За исключением одного человека, который не принимал участия в общем веселье. Младший сын Папы, Хофре, стоял за троном, высокий, задумчивый, и наблюдал за происходящим без тени улыбки.
* * *Перед самым отъездом Лукреции в Феррару Папа устроил мальчишник, на который пригласил цвет римского высшего света. Развлекали их танцовщицы, тут же стояли карточные столы.
Александр, Чезаре, Хофре сидели за главным столом, вместе со стареющим герцогом Феррары и двумя его племянниками. Альфонсо д'Эсте, жених, остался в Ферраре, замещал отца.
Отменная еда и большие кувшины отличного вина, поданные на обед, способствовали веселью.
Когда слуги унесли тарелки, сын Александра, Хофре, пошатываясь, поднялся с чашей в руке.
— В подарок от моей семьи в Неаполе и в честь моей новой семьи, д'Эсте, предлагаю вам новое развлечение… которого в Риме не видели уже многие годы.
Александр и Чезаре в недоумении переглянулись. Их покоробило упоминание Хофре «новой семьи». Но им, как и всем остальным, оставалось только гадать, какой сюрприз приготовил Хофре.
Высокие резные деревянные двери распахнулись, вошли четверо лакеев. Молча разложили по центру комнаты золотые грецкие орехи.
«Боже мой», — подумал Чезаре, вновь посмотрев на отца. В ужасе он понял, что за этим последует.
— Хофре, — крикнул он брату, — не делай этого!
Но было поздно.
Под звуки фанфар Хофре открыл другую дверь, и в зал вошли двадцать обнаженных куртизанок, с распущенными волосами, умасленные, надушенные. У каждой на пояске висел маленький шелковый кошелек.
Хофре качало от выпитого вина, но говорил он громко и отчетливо:
— На полу лежат грецкие орехи из чистого золота.
А эти очаровательные дамы сейчас нагнутся, чтобы вы могли взглянуть на них под другим углом. Это и есть новое угощение… во всяком случае, для некоторых из вас.
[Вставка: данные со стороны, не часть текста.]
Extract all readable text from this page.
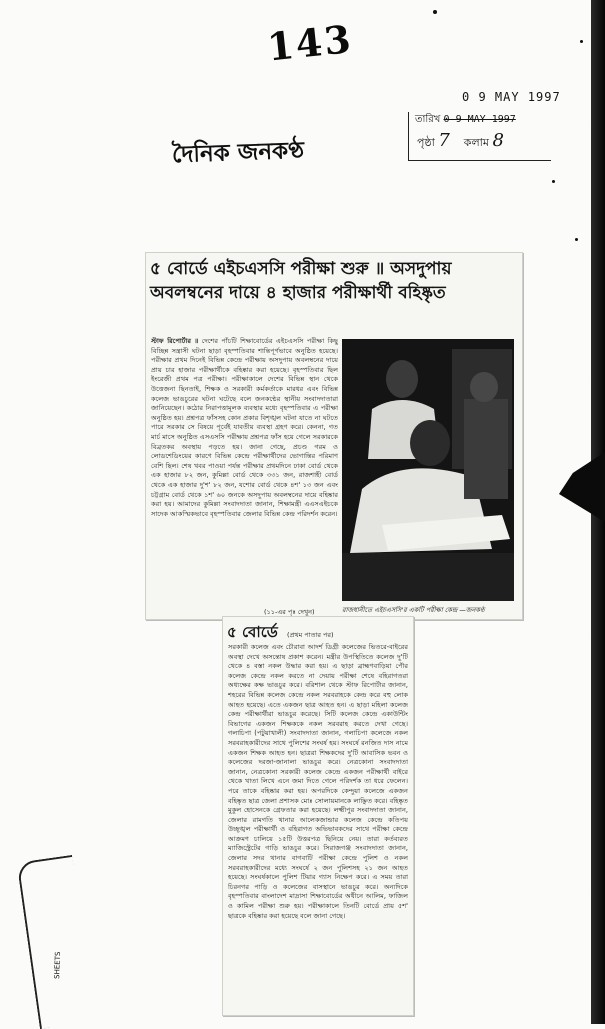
143
0 9 MAY 1997
তারিখ 0 9 MAY 1997
পৃষ্ঠা 7 কলাম 8
দৈনিক জনকণ্ঠ
৫ বোর্ডে এইচএসসি পরীক্ষা শুরু ॥ অসদুপায় অবলম্বনের দায়ে ৪ হাজার পরীক্ষার্থী বহিষ্কৃত

স্টাফ রিপোর্টার ॥ দেশের পাঁচটি শিক্ষাবোর্ডের এইচএসসি পরীক্ষা কিছু বিচ্ছিন্ন সন্ত্রাসী ঘটনা ছাড়া বৃহস্পতিবার শান্তিপূর্ণভাবে অনুষ্ঠিত হয়েছে। পরীক্ষার প্রথম দিনেই বিভিন্ন কেন্দ্রে পরীক্ষায় অসদুপায় অবলম্বনের দায়ে প্রায় চার হাজার পরীক্ষার্থীকে বহিষ্কার করা হয়েছে। বৃহস্পতিবার ছিল ইংরেজী প্রথম পত্র পরীক্ষা। পরীক্ষাকালে দেশের বিভিন্ন স্থান থেকে উত্তেজনা ছিনতাই, শিক্ষক ও সরকারী কর্মকর্তাকে মারধর এবং বিভিন্ন কলেজ ভাঙচুরের ঘটনা ঘটেছে বলে জনকণ্ঠের স্থানীয় সংবাদদাতারা জানিয়েছেন। কঠোর নিরাপত্তামূলক ব্যবস্থার মধ্যে বৃহস্পতিবার এ পরীক্ষা অনুষ্ঠিত হয়। প্রশ্নপত্র ফাঁসসহ কোন প্রকার বিশৃঙ্খল ঘটনা যাতে না ঘটতে পারে সরকার সে বিষয়ে পূর্বেই যাবতীয় ব্যবস্থা গ্রহণ করে। কেননা, গত মার্চ মাসে অনুষ্ঠিত এসএসসি পরীক্ষায় প্রশ্নপত্র ফাঁস হয়ে গেলে সরকারকে বিব্রতকর অবস্থায় পড়তে হয়। জানা গেছে, প্রচণ্ড গরম ও লোডশেডিংয়ের কারণে বিভিন্ন কেন্দ্রে পরীক্ষার্থীদের ভোগান্তির পরিমাণ বেশি ছিল। শেষ খবর পাওয়া পর্যন্ত পরীক্ষার প্রথমদিনে ঢাকা বোর্ড থেকে এক হাজার ৮২ জন, কুমিল্লা বোর্ড থেকে ৩৩১ জন, রাজশাহী বোর্ড থেকে এক হাজার দু'শ' ৮২ জন, যশোর বোর্ড থেকে ৪শ' ১৩ জন এবং চট্টগ্রাম বোর্ড থেকে ১শ' ৬০ জনকে অসদুপায় অবলম্বনের দায়ে বহিষ্কার করা হয়। আমাদের কুমিল্লা সংবাদদাতা জানান, শিক্ষামন্ত্রী এএসএইচকে সাদেক আকস্মিকভাবে বৃহস্পতিবার জেলার বিভিন্ন কেন্দ্র পরিদর্শন করেন।

(১১-এর পৃঃ দেখুন)	রাজধানীতে এইচএসসি'র একটি পরীক্ষা কেন্দ্র —জনকণ্ঠ
৫ বোর্ডে (প্রথম পাতার পর)

সরকারী কলেজ এবং চৌরাবা আদর্শ ডিগ্রী কলেজের ভিতরে-বাইরের অবস্থা দেখে অসন্তোষ প্রকাশ করেন। মন্ত্রীর উপস্থিতিতে কলেজ দু'টি থেকে ৪ বস্তা নকল উদ্ধার করা হয়। এ ছাড়া ব্রাহ্মণবাড়িয়া পৌর কলেজ কেন্দ্রে নকল করতে না দেয়ায় পরীক্ষা শেষে বহিরাগতরা অধ্যক্ষের কক্ষ ভাঙচুর করে। বরিশাল থেকে স্টাফ রিপোর্টার জানান, শহরের বিভিন্ন কলেজ কেন্দ্রে নকল সরবরাহকে কেন্দ্র করে বহু লোক আহত হয়েছে। এতে একজন ছাত্র আহত হন। এ ছাড়া মহিলা কলেজ কেন্দ্র পরীক্ষার্থীরা ভাঙচুর করেছে। সিটি কলেজ কেন্দ্রে একাউন্টিং বিভাগের একজন শিক্ষককে নকল সরবরাহ করতে দেখা গেছে। গলাচিপা (পটুয়াখালী) সংবাদদাতা জানান, গলাচিপা কলেজে নকল সরবরাহকারীদের সাথে পুলিশের সংঘর্ষ হয়। সংঘর্ষে রনজিত দাস নামে একজন শিক্ষক আহত হন। ছাত্ররা শিক্ষকদের দু'টি আবাসিক ভবন ও কলেজের দরজা-জানালা ভাঙচুর করে। নেত্রকোনা সংবাদদাতা জানান, নেত্রকোনা সরকারী কলেজ কেন্দ্রে একজন পরীক্ষার্থী বাইরে থেকে খাতা লিখে এনে জমা দিতে গেলে পরিদর্শক তা ধরে ফেলেন। পরে তাকে বহিষ্কার করা হয়। অপরদিকে কেন্দুয়া কলেজে একজন বহিষ্কৃত ছাত্র জেলা প্রশাসক মোঃ সোলায়মানকে লাঞ্ছিত করে। বহিষ্কৃত মুকুল হোসেনকে গ্রেফতার করা হয়েছে। লক্ষ্মীপুর সংবাদদাতা জানান, জেলার রামগতি থানার আলেকজান্ডার কলেজ কেন্দ্রে কতিপয় উচ্ছৃঙ্খল পরীক্ষার্থী ও বহিরাগত অভিভাবকদের সাথে পরীক্ষা কেন্দ্রে আক্রমণ চালিয়ে ১৫টি উত্তরপত্র ছিনিয়ে নেয়। তারা কর্তব্যরত ম্যাজিস্ট্রেটের গাড়ি ভাঙচুর করে। সিরাজগঞ্জ সংবাদদাতা জানান, জেলার সদর থানার বাগবাটি পরীক্ষা কেন্দ্রে পুলিশ ও নকল সরবরাহকারীদের মধ্যে সংঘর্ষে ২ জন পুলিশসহ ২১ জন আহত হয়েছে। সংঘর্ষকালে পুলিশ টিয়ার গ্যাস নিক্ষেপ করে। এ সময় তারা চিরনগর পাড়ি ও কলেজের বাসস্থানে ভাঙচুর করে। অন্যদিকে বৃহস্পতিবার বাংলাদেশ মাদ্রাসা শিক্ষাবোর্ডের অধীনে আলিম, ফাজিল ও কামিল পরীক্ষা শুরু হয়। পরীক্ষাকালে তিনটি বোর্ডে প্রায় ৫শ' ছাত্রকে বহিষ্কার করা হয়েছে বলে জানা গেছে।

SHEETS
Гости захохотали. Но Чезаре и Александр попытались прекратить этот разврат, который мог нанести немалый урон репутации Папы.
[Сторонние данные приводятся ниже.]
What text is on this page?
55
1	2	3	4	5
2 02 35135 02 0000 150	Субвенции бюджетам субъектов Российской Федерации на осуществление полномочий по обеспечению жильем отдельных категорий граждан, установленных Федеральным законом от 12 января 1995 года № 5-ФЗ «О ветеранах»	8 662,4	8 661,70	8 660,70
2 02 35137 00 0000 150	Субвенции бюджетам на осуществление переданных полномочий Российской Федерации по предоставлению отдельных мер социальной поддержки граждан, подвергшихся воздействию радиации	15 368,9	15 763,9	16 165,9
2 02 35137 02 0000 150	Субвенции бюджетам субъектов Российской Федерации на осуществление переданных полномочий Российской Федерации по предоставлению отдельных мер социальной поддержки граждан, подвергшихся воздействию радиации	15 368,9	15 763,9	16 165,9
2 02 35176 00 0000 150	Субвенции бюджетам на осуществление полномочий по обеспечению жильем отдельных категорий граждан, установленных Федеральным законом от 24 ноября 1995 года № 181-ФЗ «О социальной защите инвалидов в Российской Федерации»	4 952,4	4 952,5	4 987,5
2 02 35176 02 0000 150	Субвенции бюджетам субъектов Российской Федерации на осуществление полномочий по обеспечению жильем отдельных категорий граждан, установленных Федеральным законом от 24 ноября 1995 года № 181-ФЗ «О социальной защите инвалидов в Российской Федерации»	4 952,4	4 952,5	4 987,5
Хофре, однако, игнорировал знаки отца и брата.
— Господа, вы можете оседлать этих кобылок в любое время. Но только пристраиваться вам придется сзади. После того, как к даме пристроится кто-то из вас, она получит право поднять с пола золотой орех и положить в свой кошелек. Разумеется, нет нужды упоминать о том, что орешки достанутся дамам в награду за доставленное нам удовольствие.
Куртизанки начали сгибаться и сексуально вертеть голыми задами перед сидящими за столами мужчинами.
Эрколе д'Эсте, шокированный этим вульгарным зрелищем, побледнел.
Однако римские аристократы один за другим поднимались из-за столов и направлялись к куртизанкам. Некоторые не пускали в ход свой детородный орган, а лишь лапали обнаженную плоть.
В юности Александр обожал такие развлечения, но сейчас пришел в ужас, понимая, что время и место выбраны крайне неудачно. Выходка Хофре бросала тень на всю семью, показывала, какая пропасть отделяет Борджа от утонченной итальянской аристократии.
Папа подошел к д'Эсте, попытался извиниться. Но Эрколе, качая головой, говорил себе, что, не будь брачный договор подписан, он бы все отменил и предпочел попытать удачи в бою с французской и папской армиями.
Однако золото он уже получил, а потому ему не оставалось ничего другого, как уйти, бормоча: «Эти Борджа так и остались крестьянами».
В тот же вечер Чезаре сообщили тревожную и печальную весть. Из Тибра выловили тело Асторре Манфреди.